- Active: 14 October 1942 – 27 March 1944
- Allegiance: United States
- Branch: United States Army
- Type: Infantry
- Size: Regiment
- Engagements: World War II

Insignia
- Shoulder Sleeve Insignia: On a yellow disk 3 1/4 inches in diameter with a 1/8 inch edge, a conventionalized black volcano emitting smoke, the volcano charged with three yellow mullets in fess

= 2nd Filipino Infantry Regiment =

The 2nd Filipino Infantry Regiment was an American Army regiment composed of Filipino Americans that was active in the Pacific Theater during World War II. It was constituted at Fort Ord under the 1st Filipino Battalion in October 1942 and was activated the following month until its disbandment and reorganization in March 1944 into the 2nd Filipino Battalion (Separate). It went on to serve in New Guinea and was later stationed in the Philippines. The regiment never saw combat. It was constituted by request of Filipinos.

== History ==
On 21 December 1941, the United States Congress amended the Selective Training and Service Act by passing the Filipino Naturalization Bill to permit enlistment of all citizens and "every other male person residing in the United States" which enabled the recruitment of Filipino-Americans who were previously not able to enlist.
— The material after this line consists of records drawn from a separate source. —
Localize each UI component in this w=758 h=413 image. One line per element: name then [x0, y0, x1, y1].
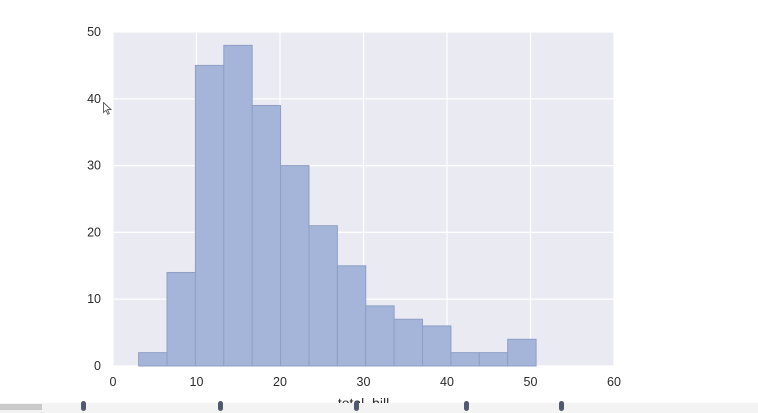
histogram-bar	[507, 338, 537, 367]
y-tick-label: 0	[94, 359, 101, 373]
x-tick-label: 50	[524, 375, 538, 389]
y-tick-label: 20	[87, 225, 101, 239]
video-progress-fill	[0, 404, 42, 410]
chapter-marker[interactable]	[81, 401, 87, 411]
histogram-bar	[393, 318, 424, 367]
histogram-bar	[308, 225, 338, 367]
video-scrub-bar[interactable]	[0, 403, 758, 413]
histogram-bar	[280, 165, 310, 367]
histogram-bar	[336, 265, 367, 367]
chapter-marker[interactable]	[464, 401, 470, 411]
chapter-marker[interactable]	[217, 401, 223, 411]
bars	[138, 44, 537, 367]
x-tick-label: 10	[190, 375, 204, 389]
histogram-bar	[450, 352, 480, 367]
x-tick-label: 40	[440, 375, 454, 389]
x-tick-label: 20	[273, 375, 287, 389]
x-tick-label: 30	[357, 375, 371, 389]
y-tick-label: 30	[87, 159, 101, 173]
histogram-bar	[138, 352, 168, 367]
histogram-bar	[251, 104, 282, 367]
histogram-bar	[422, 325, 452, 367]
x-tick-label: 0	[110, 375, 117, 389]
y-tick-label: 40	[87, 92, 101, 106]
y-tick-label: 50	[87, 25, 101, 39]
histogram-bar	[478, 352, 509, 367]
x-tick-label: 60	[607, 375, 621, 389]
mouse-pointer-icon	[103, 102, 112, 115]
histogram-bar	[365, 305, 395, 367]
histogram-bar	[194, 64, 225, 367]
y-tick-label: 10	[87, 292, 101, 306]
histogram-bar	[166, 271, 196, 367]
y-tick-labels: 0 10 20 30 40 50	[87, 25, 101, 373]
chapter-marker[interactable]	[558, 401, 564, 411]
x-tick-labels: 0 10 20 30 40 50 60	[110, 375, 621, 389]
histogram-bar	[223, 44, 253, 367]
chapter-marker[interactable]	[354, 401, 360, 411]
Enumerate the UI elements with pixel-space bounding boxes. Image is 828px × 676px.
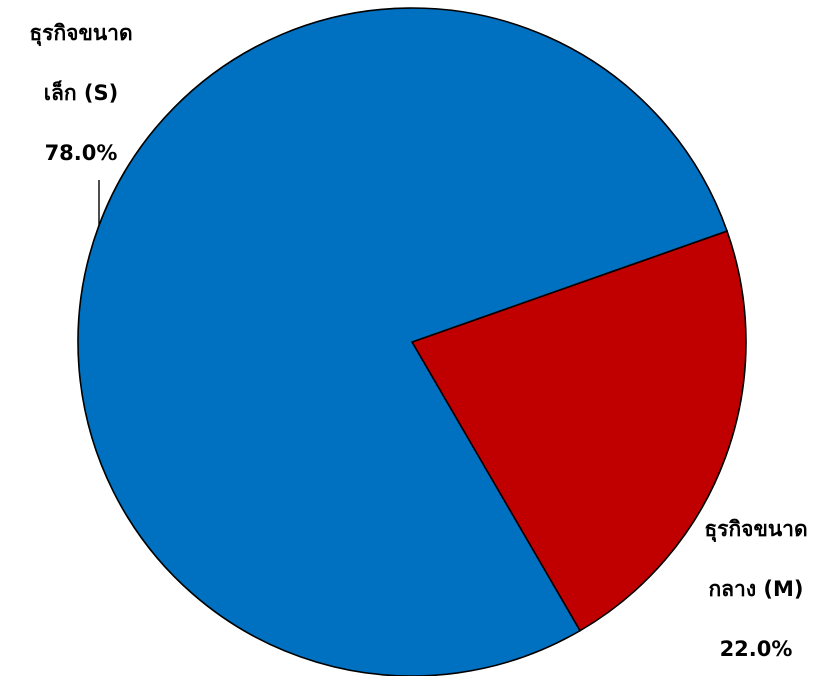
slice-small-business: [77, 7, 729, 676]
slice-medium-business: [410, 230, 747, 632]
label-small-line2: เล็ก (S): [43, 81, 119, 105]
label-medium-percent: 22.0%: [719, 637, 793, 661]
label-medium-line2: กลาง (M): [708, 577, 804, 601]
label-small-business: ธุรกิจขนาด เล็ก (S) 78.0%: [6, 18, 156, 168]
label-medium-line1: ธุรกิจขนาด: [704, 517, 808, 541]
label-medium-business: ธุรกิจขนาด กลาง (M) 22.0%: [684, 514, 828, 664]
label-small-line1: ธุรกิจขนาด: [29, 21, 133, 45]
label-small-percent: 78.0%: [44, 141, 118, 165]
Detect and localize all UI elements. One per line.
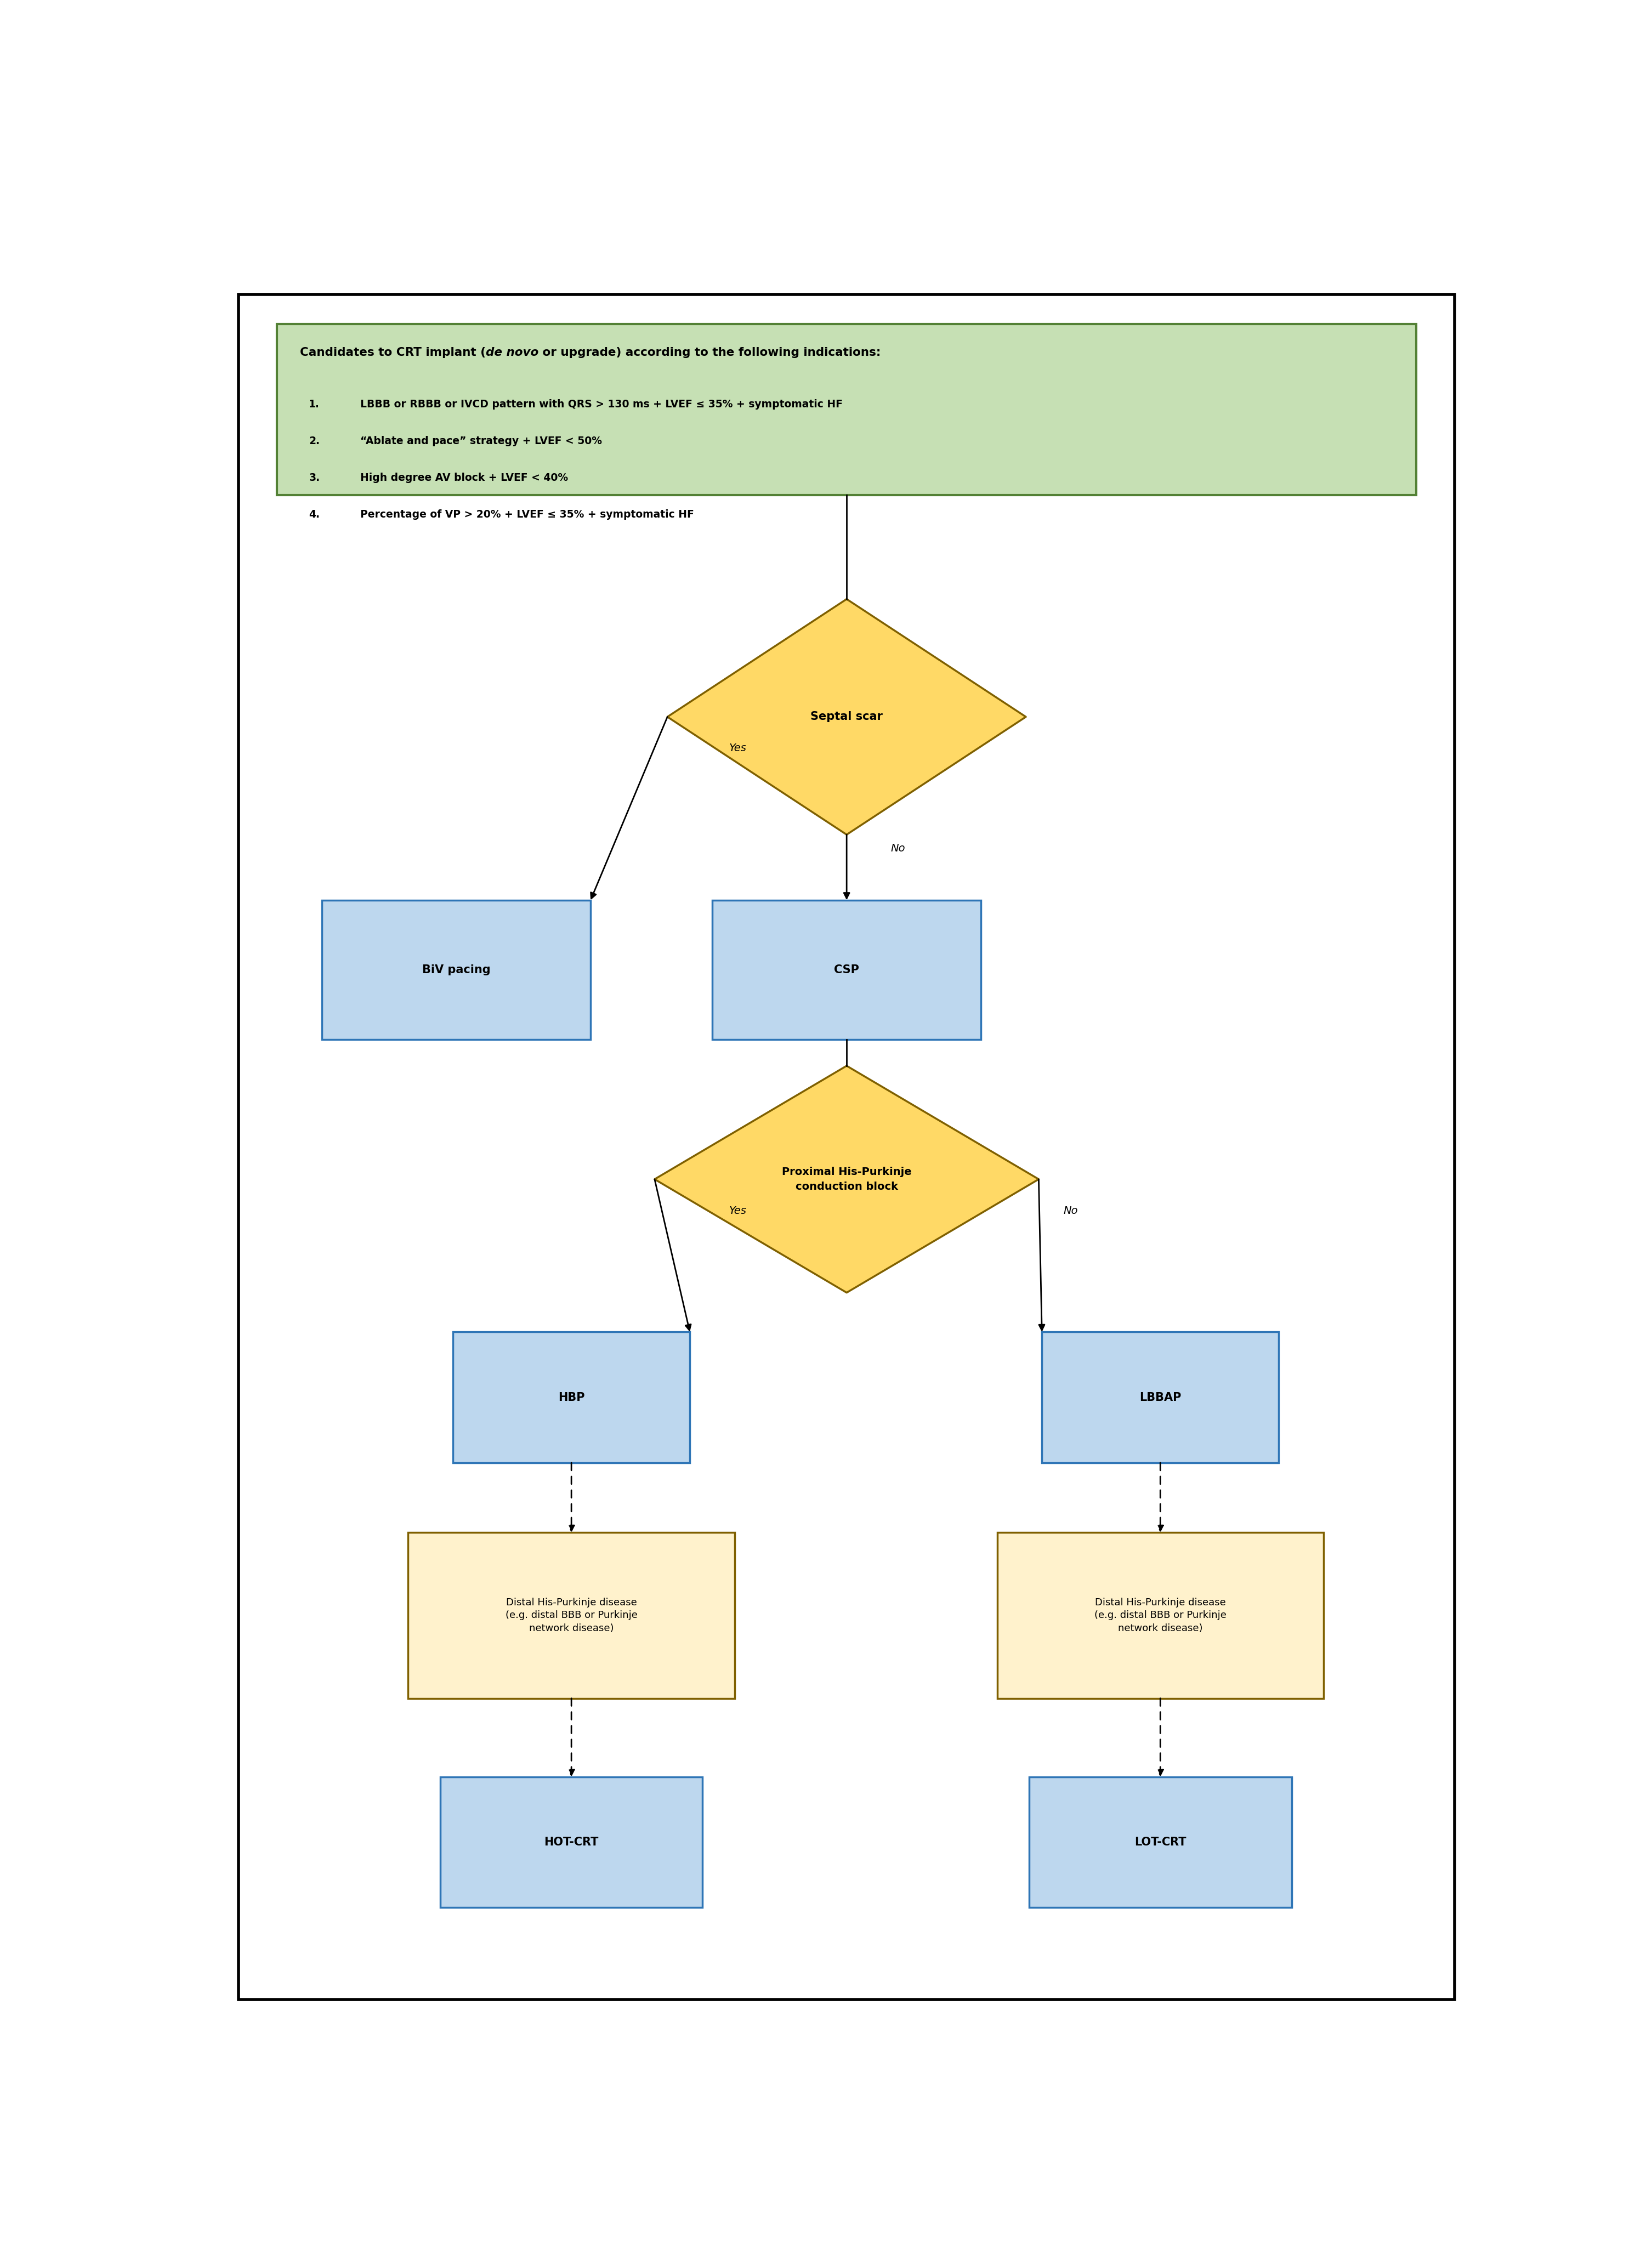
Text: 2.: 2. [309, 435, 320, 446]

The 1st Filipino Infantry Regiment was formed in July 1942 in response to the desire for an all-Filipino regiment. Its recruitment grew until a 2nd Regiment was needed to be formed to properly organize the manpower. When it was formed in October 1942 it was initially led by Colonel Charles Clifford at Fort Ord. In 1943 the regiment was sent to Camp Cooke for several months of training. The regiment stayed at the Hunter Liggett Military Reservation during October 1943. There they underwent even more extensive combat training until returning to Camp Cooke. In March 1944, the regiment was reorganized to bring the 1st Filipino Regiment up to 125% strength and the 2nd Filipino Battalion (Separate) was formed to take their place. The newly formed 2nd Battalion then experienced a brief one month long stay at Camp Stoneman in June 1944. On 4 July 1944 the unit was sent to Oro Bay in Papua New Guinea. From there it was sent to Manila where it stayed until its disbandment in 1946.